Numpy Polyfit or any fitting to X and Y multidimensional arrays


I have two large multidimensional arrays: Y carries three measurements of half a million objects (e.g. shape=(500000,3)) and X has same shape, but contains position of Y measurements.

At first, I would like for each row, containing an object, to fit a polynomial equation. I know that iterating over arrays are quite slow, but what I'm doing for the moment is:

fit = array([polyfit(X[i],Y[i],deg) for i in xrange(obs.shape[0])])

My question is: is there any possibility of fitting each row of both arrays without explicitly iterating over them?


Solution

  • It is possible to do so without iterate along the first axis.

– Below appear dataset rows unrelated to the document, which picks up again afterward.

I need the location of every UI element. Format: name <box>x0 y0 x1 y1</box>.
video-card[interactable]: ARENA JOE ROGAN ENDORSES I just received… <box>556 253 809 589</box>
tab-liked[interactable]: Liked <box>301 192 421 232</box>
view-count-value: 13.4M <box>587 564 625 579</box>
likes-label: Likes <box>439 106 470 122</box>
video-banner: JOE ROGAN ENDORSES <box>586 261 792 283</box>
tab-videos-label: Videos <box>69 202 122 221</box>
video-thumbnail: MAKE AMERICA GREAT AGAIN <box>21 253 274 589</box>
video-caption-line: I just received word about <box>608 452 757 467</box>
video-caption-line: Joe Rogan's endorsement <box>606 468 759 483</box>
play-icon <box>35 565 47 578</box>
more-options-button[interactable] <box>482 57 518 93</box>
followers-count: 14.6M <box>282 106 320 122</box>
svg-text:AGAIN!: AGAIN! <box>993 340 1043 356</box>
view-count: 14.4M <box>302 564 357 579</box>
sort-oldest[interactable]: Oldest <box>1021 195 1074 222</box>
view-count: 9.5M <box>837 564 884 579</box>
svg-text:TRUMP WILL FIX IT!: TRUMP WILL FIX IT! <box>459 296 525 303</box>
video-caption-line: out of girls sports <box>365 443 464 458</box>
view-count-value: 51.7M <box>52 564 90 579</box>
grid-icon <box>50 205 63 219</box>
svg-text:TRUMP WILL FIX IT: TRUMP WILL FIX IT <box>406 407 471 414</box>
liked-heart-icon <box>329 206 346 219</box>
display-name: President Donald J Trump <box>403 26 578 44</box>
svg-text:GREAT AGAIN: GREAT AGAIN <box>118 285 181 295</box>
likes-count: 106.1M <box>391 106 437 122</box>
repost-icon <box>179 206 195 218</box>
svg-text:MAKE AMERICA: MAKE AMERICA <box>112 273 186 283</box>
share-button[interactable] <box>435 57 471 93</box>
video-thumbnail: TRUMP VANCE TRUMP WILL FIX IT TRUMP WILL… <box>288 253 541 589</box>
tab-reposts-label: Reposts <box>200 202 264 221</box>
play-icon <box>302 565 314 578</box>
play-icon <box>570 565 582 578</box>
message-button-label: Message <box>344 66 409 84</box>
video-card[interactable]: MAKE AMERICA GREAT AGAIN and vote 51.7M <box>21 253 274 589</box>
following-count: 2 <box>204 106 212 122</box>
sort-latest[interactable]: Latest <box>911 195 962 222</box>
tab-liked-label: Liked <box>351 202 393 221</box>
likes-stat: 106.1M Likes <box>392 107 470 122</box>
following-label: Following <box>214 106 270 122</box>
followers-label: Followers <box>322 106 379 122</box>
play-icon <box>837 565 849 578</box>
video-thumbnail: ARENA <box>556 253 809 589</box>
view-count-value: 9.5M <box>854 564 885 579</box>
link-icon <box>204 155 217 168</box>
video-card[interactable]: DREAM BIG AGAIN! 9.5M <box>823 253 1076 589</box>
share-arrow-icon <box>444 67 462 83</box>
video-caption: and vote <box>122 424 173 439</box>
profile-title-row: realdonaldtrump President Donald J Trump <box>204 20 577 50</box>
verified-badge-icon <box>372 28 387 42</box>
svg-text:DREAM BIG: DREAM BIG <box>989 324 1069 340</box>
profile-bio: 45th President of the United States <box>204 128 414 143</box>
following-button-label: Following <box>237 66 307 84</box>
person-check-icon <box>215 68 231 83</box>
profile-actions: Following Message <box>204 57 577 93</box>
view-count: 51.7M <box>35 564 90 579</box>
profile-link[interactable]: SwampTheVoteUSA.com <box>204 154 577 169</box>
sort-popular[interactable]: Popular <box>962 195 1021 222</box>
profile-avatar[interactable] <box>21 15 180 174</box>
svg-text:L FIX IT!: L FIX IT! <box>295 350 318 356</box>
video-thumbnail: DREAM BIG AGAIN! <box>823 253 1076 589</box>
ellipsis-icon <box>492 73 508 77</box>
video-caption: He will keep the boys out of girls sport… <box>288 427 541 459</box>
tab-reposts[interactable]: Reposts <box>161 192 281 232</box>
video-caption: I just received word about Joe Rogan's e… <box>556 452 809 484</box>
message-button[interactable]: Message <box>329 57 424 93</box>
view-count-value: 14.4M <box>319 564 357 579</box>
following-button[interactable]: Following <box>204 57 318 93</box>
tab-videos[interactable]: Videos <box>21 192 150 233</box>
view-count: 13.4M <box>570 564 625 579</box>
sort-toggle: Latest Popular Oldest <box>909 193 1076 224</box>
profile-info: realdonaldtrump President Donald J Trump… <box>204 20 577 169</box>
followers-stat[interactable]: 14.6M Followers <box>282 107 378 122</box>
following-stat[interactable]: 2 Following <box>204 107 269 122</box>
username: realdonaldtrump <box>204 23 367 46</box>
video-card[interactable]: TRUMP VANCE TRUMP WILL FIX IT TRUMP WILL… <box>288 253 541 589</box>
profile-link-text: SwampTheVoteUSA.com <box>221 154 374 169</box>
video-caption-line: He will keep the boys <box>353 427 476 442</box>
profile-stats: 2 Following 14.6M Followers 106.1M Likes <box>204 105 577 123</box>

However, your second axis is rather short (being just 3), you can really fit no more than 2 coefficients.

    In [67]:
    
    import numpy as np
    import scipy.optimize as so
    
    In [68]:
    
    def MD_ployError(p, x, y):
        '''if x has the shape of (n,m), y must be (n,m), p must be (n*p, ), where p is degree'''
        #d is no. of degree
        p_rshp=p.reshape((x.shape[0], -1))
        f=y*1.
        for i in range(p_rshp.shape[1]):
            f-=p_rshp[:,i][:,np.newaxis]*(x**i)
        return (f**2).sum()
    
    In [69]:
    
    X=np.random.random((100, 6))
    Y=4+2*X+3*X*X
    P=(np.zeros((100,3))+[1,1,1]).ravel()
    
    In [70]:
    
    MD_ployError(P, X, Y)
    
    Out[70]:
    11012.2067606684
    
    In [71]:
    
    R=so.fmin_slsqp(MD_ployError, P, args=(X, Y))
    Iteration limit exceeded    (Exit mode 9) #you can increase iteration limit, but the result is already good enough.
                Current function value: 0.00243784856039
                Iterations: 101
                Function evaluations: 30590
                Gradient evaluations: 101
    
    In [72]:
    
    R.reshape((100, -1))
    
    Out[72]:
    array([[ 3.94488512,  2.25402422,  2.74773571],
           [ 4.00474864,  1.97966551,  3.02010015],
           [ 3.99919559,  2.0032741 ,  2.99753804],
    ..............................................)